Live updates: Follow the latest on Israel-Gaza
The majority of Palestinians surveyed in a pre-war poll had no hope of permanent peace with Israel and no faith in US President Joe Biden as a fair mediator.
Polling company Gallup conducted a survey in the occupied West Bank and Gaza from July to September, which was concluded only seven days before Hamas attacked Israel on October 7, leading to the Israel-Gaza war.
The results paint a bleak picture of Palestinian hopes for the future.
Eighty-one per cent said they did not believe Israel and Palestine would ever achieve permanent peace, compared to only 13 per cent who did. The number went up from 81 to 84 per cent for Palestinians living in Gaza.
The number was the highest since polling commenced in 2006, although it has been consistently above 60 per cent.
The survey also asked Palestinians whether they trusted US President Biden to "negotiate a peace treaty that is equally fair to both sides".
The results were overwhelmingly negative. Eighty-four per cent of Palestinians said they had "not much" trust or "none at all", while 70 per cent had "none at all".
That was slightly down on the previous survey in 2015, during Barack Obama's presidency, but otherwise was the highest since 2007.

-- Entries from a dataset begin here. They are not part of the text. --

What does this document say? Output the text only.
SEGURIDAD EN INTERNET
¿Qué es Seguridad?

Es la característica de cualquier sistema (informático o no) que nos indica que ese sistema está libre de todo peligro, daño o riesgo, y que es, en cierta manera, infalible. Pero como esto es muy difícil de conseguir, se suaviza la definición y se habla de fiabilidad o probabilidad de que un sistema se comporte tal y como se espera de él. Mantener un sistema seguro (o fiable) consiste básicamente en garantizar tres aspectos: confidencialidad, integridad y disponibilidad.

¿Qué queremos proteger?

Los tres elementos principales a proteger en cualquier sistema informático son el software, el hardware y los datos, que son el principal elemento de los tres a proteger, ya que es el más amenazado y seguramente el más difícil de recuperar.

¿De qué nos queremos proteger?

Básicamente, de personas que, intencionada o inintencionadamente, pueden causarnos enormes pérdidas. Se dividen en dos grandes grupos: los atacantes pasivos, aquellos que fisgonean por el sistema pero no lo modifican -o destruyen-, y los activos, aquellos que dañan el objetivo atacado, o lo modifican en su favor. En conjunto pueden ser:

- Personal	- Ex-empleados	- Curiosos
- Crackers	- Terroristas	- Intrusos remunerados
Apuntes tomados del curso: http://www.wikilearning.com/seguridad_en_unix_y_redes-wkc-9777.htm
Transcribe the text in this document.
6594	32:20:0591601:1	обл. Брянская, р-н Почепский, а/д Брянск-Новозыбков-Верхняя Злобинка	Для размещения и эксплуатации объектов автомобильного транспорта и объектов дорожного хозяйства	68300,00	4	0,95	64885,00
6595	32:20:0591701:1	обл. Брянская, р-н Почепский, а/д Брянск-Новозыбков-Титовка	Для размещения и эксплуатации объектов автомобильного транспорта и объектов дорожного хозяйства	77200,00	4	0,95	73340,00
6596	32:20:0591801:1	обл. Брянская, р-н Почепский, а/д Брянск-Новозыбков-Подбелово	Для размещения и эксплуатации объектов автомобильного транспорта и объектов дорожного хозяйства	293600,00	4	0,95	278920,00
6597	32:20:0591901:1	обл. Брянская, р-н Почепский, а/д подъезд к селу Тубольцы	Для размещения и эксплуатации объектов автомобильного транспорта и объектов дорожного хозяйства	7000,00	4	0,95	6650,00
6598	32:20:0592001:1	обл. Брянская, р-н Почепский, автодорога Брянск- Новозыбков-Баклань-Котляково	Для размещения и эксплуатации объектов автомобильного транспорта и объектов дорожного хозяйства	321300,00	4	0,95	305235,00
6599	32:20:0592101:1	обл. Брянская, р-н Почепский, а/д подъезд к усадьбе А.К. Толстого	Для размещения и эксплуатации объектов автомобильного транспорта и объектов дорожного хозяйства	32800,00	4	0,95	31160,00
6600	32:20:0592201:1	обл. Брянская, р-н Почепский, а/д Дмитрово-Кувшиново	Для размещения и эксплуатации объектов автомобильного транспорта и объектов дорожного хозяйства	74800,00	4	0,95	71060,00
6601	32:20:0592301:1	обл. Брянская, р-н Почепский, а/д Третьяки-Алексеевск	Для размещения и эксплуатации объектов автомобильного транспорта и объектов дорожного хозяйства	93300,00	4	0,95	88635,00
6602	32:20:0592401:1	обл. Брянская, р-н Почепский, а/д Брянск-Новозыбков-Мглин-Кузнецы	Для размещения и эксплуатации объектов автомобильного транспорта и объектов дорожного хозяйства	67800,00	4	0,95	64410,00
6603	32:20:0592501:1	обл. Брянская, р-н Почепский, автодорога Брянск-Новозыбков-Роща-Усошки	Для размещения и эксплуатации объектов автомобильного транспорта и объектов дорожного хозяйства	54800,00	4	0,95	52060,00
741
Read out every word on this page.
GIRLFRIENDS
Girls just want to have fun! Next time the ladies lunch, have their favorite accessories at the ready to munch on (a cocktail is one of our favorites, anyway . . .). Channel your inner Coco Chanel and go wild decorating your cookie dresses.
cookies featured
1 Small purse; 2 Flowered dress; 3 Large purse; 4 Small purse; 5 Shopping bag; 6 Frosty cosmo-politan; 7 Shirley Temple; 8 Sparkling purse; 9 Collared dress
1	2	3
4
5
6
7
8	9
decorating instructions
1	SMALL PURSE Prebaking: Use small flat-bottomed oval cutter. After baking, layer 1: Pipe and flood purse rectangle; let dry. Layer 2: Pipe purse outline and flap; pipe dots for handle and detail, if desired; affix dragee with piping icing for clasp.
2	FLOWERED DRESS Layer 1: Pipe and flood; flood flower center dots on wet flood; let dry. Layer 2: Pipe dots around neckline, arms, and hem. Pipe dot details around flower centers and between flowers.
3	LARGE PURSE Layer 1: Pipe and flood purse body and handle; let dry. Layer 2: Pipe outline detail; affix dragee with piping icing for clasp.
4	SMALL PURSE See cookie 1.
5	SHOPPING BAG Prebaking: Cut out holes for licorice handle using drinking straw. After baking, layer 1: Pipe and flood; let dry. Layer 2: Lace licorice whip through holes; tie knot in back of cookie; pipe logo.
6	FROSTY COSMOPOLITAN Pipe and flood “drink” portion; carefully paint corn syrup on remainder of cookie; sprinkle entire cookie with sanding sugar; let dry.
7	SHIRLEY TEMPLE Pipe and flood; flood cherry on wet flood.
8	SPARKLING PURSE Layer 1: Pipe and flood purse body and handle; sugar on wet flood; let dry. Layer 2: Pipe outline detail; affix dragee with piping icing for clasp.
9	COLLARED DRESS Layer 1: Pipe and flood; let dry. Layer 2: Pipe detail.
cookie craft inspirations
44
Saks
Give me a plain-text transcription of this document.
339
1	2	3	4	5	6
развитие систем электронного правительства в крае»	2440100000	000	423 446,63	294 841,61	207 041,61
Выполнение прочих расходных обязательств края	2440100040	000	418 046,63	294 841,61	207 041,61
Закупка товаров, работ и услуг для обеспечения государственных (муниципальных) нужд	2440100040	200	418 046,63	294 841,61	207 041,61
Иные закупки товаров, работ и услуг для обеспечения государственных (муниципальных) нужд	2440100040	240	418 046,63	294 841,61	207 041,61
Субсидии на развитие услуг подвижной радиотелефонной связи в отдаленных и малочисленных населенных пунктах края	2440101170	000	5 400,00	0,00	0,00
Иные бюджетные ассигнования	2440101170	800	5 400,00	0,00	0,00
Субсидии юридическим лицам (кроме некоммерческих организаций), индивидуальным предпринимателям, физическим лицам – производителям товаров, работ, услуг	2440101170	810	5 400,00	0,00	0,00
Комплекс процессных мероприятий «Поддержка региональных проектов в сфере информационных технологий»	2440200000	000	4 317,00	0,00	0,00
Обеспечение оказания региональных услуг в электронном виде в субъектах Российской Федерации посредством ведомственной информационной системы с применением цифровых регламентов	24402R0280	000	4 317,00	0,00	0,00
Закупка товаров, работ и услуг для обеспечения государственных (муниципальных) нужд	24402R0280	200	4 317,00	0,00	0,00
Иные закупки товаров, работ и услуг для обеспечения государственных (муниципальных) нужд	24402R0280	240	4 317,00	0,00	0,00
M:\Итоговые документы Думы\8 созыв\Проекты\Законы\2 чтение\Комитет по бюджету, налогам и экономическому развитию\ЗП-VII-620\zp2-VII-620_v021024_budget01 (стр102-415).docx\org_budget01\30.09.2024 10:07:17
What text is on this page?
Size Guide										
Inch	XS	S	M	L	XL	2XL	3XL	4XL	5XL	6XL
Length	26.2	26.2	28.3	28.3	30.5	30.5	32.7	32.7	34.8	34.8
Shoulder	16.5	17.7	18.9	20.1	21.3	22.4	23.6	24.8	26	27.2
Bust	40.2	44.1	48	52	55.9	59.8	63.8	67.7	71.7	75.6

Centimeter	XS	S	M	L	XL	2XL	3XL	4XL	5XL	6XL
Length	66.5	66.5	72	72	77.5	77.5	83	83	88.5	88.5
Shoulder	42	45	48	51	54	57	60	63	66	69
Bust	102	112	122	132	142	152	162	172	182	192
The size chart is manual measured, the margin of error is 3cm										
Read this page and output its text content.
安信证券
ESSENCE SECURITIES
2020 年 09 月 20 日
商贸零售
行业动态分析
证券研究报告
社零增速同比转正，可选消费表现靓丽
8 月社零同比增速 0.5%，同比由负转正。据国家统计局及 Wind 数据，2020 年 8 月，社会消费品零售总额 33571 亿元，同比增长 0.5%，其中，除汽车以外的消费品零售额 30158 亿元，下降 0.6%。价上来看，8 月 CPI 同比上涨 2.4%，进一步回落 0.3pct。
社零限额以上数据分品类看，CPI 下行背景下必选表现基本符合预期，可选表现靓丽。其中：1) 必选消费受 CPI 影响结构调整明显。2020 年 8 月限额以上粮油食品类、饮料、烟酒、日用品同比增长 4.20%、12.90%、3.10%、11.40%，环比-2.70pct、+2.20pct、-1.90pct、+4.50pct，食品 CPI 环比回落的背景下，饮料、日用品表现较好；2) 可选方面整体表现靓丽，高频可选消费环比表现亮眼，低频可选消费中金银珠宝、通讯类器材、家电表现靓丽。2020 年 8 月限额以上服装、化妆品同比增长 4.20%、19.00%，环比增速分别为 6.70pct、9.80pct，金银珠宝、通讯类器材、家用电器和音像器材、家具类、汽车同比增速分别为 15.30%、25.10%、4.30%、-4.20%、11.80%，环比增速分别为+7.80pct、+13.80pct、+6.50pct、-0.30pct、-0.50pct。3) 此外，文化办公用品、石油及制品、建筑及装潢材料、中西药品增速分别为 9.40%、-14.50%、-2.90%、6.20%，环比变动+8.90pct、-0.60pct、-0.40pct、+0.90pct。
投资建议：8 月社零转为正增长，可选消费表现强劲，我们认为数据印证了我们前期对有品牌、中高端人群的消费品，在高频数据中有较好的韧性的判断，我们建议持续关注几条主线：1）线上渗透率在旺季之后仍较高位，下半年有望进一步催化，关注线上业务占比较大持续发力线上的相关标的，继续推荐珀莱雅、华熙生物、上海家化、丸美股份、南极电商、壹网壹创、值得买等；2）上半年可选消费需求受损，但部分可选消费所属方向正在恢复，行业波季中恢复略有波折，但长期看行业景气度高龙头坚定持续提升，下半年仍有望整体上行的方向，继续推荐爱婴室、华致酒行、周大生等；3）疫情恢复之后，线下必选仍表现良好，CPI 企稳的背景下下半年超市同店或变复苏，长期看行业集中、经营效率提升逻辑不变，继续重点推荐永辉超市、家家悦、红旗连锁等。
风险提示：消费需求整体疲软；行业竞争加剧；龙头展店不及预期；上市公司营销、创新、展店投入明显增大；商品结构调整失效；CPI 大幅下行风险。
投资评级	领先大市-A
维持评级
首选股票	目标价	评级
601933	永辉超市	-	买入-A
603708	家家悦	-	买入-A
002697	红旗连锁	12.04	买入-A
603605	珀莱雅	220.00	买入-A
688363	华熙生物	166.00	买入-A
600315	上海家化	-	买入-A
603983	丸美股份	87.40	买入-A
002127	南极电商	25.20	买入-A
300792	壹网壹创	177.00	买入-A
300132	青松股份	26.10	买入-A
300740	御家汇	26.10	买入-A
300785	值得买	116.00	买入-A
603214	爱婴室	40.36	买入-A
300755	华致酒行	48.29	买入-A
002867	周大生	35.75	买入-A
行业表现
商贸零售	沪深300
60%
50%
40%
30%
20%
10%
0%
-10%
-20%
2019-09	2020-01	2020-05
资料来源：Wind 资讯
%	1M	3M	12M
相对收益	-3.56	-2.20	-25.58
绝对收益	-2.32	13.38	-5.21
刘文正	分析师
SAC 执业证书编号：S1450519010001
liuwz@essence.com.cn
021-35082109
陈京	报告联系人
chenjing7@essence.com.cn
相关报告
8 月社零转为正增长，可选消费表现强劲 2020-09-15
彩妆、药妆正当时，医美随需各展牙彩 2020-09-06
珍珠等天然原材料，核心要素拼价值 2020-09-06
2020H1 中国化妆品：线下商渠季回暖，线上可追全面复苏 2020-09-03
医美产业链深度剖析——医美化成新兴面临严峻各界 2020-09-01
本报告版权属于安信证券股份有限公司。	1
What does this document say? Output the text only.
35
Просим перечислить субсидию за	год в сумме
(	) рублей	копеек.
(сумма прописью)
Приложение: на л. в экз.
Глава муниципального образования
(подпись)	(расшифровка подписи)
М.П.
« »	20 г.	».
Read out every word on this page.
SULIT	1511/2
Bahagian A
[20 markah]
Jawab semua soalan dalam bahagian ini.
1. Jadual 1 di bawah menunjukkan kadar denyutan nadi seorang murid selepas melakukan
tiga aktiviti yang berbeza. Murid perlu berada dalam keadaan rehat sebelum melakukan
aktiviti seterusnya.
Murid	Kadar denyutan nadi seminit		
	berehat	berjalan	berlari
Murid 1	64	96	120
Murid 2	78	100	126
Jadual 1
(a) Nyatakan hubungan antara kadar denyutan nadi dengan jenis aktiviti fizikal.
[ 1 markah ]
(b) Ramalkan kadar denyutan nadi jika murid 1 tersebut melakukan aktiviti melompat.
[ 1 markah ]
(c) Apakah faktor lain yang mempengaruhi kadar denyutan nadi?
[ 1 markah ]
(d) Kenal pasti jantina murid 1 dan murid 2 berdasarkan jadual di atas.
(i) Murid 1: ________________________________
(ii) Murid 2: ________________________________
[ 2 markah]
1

Mr Biden has repeatedly voiced his full support for Israel during the latest conflict.
During the press conference, he said the US “will continue to have Israel's back”.
“You are not alone,” he said. “Seventy-five years ago your founders declared that the nation would be based on freedom, justice and peace. The US stands with you in defence of that freedom, in pursuit of that justice and in support of that peace.”
The poll also highlighted a generational divide in views on a two-state solution, with younger Palestinians no longer supporting an end to the conflict that would see two countries existing side by side.
Only one in six Palestinians between the ages of 15 and 25 said they supported a two-state solution, compared with 34 per cent of Palestinians aged 46 and older.
“Given the youthful demographic of the Palestinian Territories, where 69 per cent of the population is under the age of 29, scepticism among young people signals a concerning turn for the future should a diplomatic solution seem out of reach,” Gallup said.